Inositol monophosphatase plays an important role in maintaining intracellular levels of myo-inositol, a molecule that forms the structural basis of several secondary messengers in eukaryotic cells. IMPase dephosphorylates the isomers of inositol monophosphate to produce inositol, mostly in the form of the stereoisomer, myo-inositol. Inositol monophosphatase is able to regulate inositol homeostasis because it lies at the convergence of two pathways that generate inositol:

IMPase in the phosphatidylinositol signaling pathway

In this pathway, G-coupled protein receptors and tyrosine kinase receptors are activated, resulting in the activation of phospholipase C (PLC). PLC hydrolyzes phosphatidylinositol bisphosphate (PIP2), resulting in a membrane associated product, diacylglycerol (DAG), and a water-soluble product, inositol triphosphate (IP3). DAG acts as a second messenger, activating several protein kinases and produces extended downstream signaling. IP3 is also a second messenger which activates receptors on the endoplasmic reticulum to release calcium ion stores into the cytoplasm, creating a complex signaling system that can be involved in modulating fertilization, proliferation, contraction, cell metabolism, vesicle and fluid secretion, and information processing in neuronal cells. Overall, DAG and IP3 signaling has implications for neuronal plasticity, impacting hippocampal long term potentiation, stress-induced cognitive impairment, and neuronal growth cone spreading. Furthermore, not only is PIP2 a precursor to several signaling molecules, it can be phosphorylated at the 3’ position to become PIP3, which is involved in cell proliferation, apoptosis and cell movement.

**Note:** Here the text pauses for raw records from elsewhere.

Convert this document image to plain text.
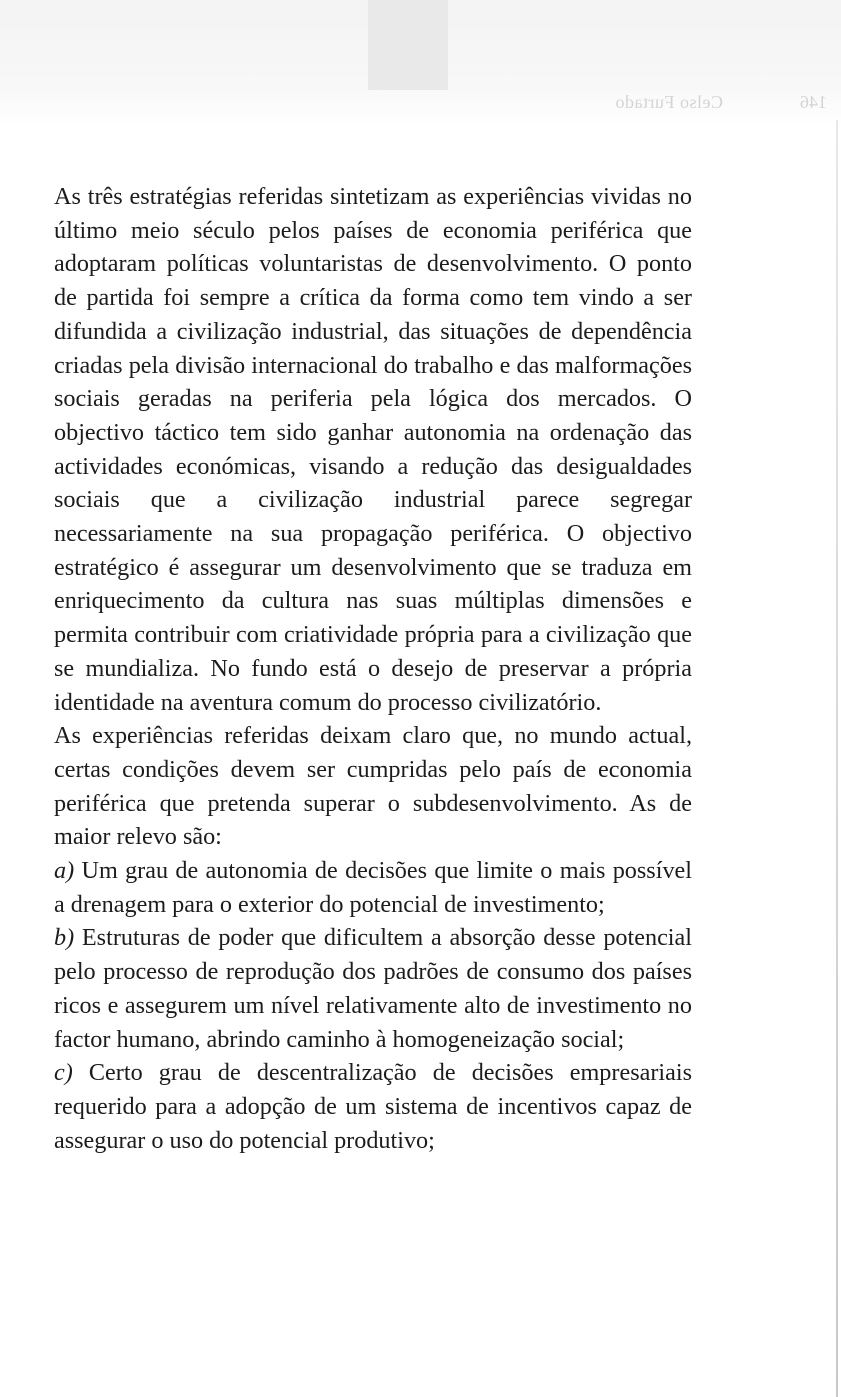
Celso Furtado	146

As três estratégias referidas sintetizam as experiências vividas no último meio século pelos países de economia periférica que adoptaram políticas voluntaristas de desenvolvimento. O ponto de partida foi sempre a crítica da forma como tem vindo a ser difundida a civilização industrial, das situações de dependência criadas pela divisão internacional do trabalho e das malformações sociais geradas na periferia pela lógica dos mercados. O objectivo táctico tem sido ganhar autonomia na ordenação das actividades económicas, visando a redução das desigualdades sociais que a civilização industrial parece segregar necessariamente na sua propagação periférica. O objectivo estratégico é assegurar um desenvolvimento que se traduza em enriquecimento da cultura nas suas múltiplas dimensões e permita contribuir com criatividade própria para a civilização que se mundializa. No fundo está o desejo de preservar a própria identidade na aventura comum do processo civilizatório.

As experiências referidas deixam claro que, no mundo actual, certas condições devem ser cumpridas pelo país de economia periférica que pretenda superar o subdesenvolvimento. As de maior relevo são:

a) Um grau de autonomia de decisões que limite o mais possível a drenagem para o exterior do potencial de investimento;

b) Estruturas de poder que dificultem a absorção desse potencial pelo processo de reprodução dos padrões de consumo dos países ricos e assegurem um nível relativamente alto de investimento no factor humano, abrindo caminho à homogeneização social;

c) Certo grau de descentralização de decisões empresariais requerido para a adopção de um sistema de incentivos capaz de assegurar o uso do potencial produtivo;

In this pathway, IMPase is the common, final step in recycling IP3 to produce PIP2. IMPase does this by dephosphorylating inositol monophosphate to produce inorganic phosphate and myo-inositol, the precursor to PIP2. Because of IMPase's crucial role in this signaling pathway, it is a potential drug target for inhibition and modulation.

IMPase in the de novo synthesis of myo-inositol

There are at least 2 known steps in the de novo synthesis of myo-inositol from glucose 6-phosphate. In the first step, glucose 6-phosphate is converted to D-inositol 1 monophosphate by the enzyme glucose 6 phosphate cyclase. Inositol monophosphatase catalyzes the final step in which D-inositol 1 monophosphate is dephosphorylated to form myo-inositol.

Clinical significance

Inositol monophosphatase has historically been believed to be a direct target of lithium, the primary treatment for bipolar disorder. It is thought that lithium acts according to the inositol depletion hypothesis: lithium produces its therapeutic effect by inhibiting IMPase and therefore decreasing levels of myo-inositol. Scientific support for this hypothesis exists but is limited; the complete role of lithium and inositol monophosphatase in treating bipolar disorder or reducing myo-inositol levels is not well understood.

In support of the inositol depletion hypothesis, researchers have shown that lithium binds uncompetitively to purified bovine IMPase at the site of one of the magnesium ions. Rodents administered lithium showed a decrease in inositol levels, in line with the hypothesis. Valproate, another mood-stabilizing drug given to bipolar disorder patients, has also been shown to mimic the effects of lithium on myo-inositol.

However, some clinical studies have found that bipolar disorder patients that had been administered lithium showed lower myo-inositol levels, while others found no effect on myo-inositol levels. Furthermore, lithium also binds to inositol polyphosphate 1-phosphatase (IPP), an enzyme also present in the phosphoinositide pathway, and could lower inositol levels through this mechanism More research is required to fully explain the role that lithium and IMPase play in bipolar disorder patients.

Despite the fact that lithium is effective in treating bipolar disorder, it is extremely toxic metal and the toxic dose is only marginally greater than the therapeutic dose. A novel inhibitor of IMPase that is less toxic could be a more desirable treatment for bipolar disorder. Such an inhibitor would need to cross the blood–brain barrier in order to reach the IMPase in neurons.